Inti kepercayaan tersebut adalah pemujaan dan perhormatan kepada roh orang yang telah
meninggal, terutama penghormatan dan pemujaan terhadap roh nenek moyang. Di dalam
gua-gua ditemukan kerangka manusia yang telah dikuburkan. Temuan semacam ini sangat
penting untuk meneliti adat mengubur mayat dengan kepercayaan yang mereka anut.
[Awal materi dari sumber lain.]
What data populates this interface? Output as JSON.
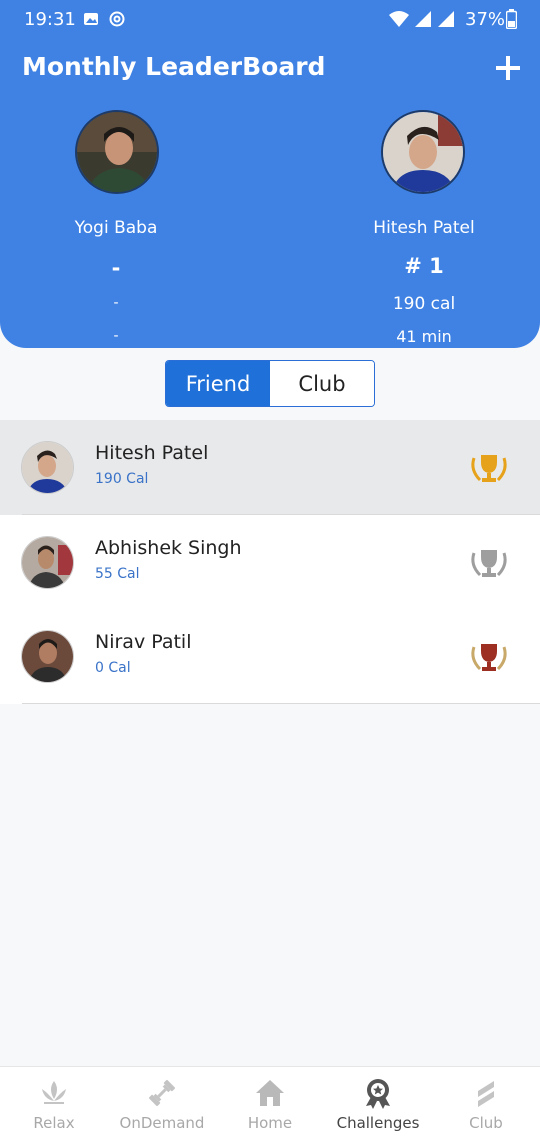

Para
sejarawan berkesimpulan bahwa pada masa itu orang sudah mempunyai kepercayaan tertentu
mengenai kematian.

Tradisi mendirikan bagunan-bangunan megalithikum selalu berhubungan dengan


kepercayaan akan adanya hubungan antara yang hidup dengan yang telah mati (mega berarti
besar, lithos berarti batu). Terutama kepercayaan kepada adanya pengaruh yang kuat dari
orang yang telah meninggal terhadap kesejahteraan masyarakat dan kesuburan tanaman.
Bangunan-bangunan batu besar yang didirikan menjadi medium penghormatan.

2. Dinamisme

Kepercayaan bahwa semua benda mempunyai kekuatan gaib, seperti gunung batu, dan api.
Bahkan benda-benda buatan manusia diyakini juga mempunyai kekuatan gaib seperti patung,
keris, tombak, dan jimat. Sesungguhnya proses pembuatan benda-benda megalitik, seperti
menhir, arca, dolmen, punden berundak, kubur peti batu, dolmen semu atau pandhusa, dan
sarkofagus dilandasi dengan kayakinan bahwa di luar diri manusia ada kekuatan lain.
Dilandasi anggapan bahwa menhir atau arca, sebagai lambang dan takhta persemayaman roh
leluhur, kedua jenis peninggalan itu digunakan sebagai sarana pemujaan terhadap roh nenek
moyang. Dolmen dan punden berundak digunakan untuk tempat upacara. Pendirian punden
berundak juga berdasarkan atas arah mata angin yang diyakini memiliki kekuatan gaib atau
tempat-tempat yang dianggap sebagai tempat bersemayamnya roh nenek moyang.

3. Totemisme

Kepercayaan atas dasar keyakinan bahwa binatang-binatang tertentu merupakan nenek


moyang suatu masyarakat atau orang-orang tertentu. Binatang-binatang yang dianggap
sebagai nenek moyang antara orang yang satu dengan orang atau masyarakat yang satu
dengan yang lainnya berbeda-beda. Biasanya binatang-binatang yang dianggap nenek
moyang itu, tidak boleh diburu dan dimakan, kecuali untuk keperluan upacara tertentu.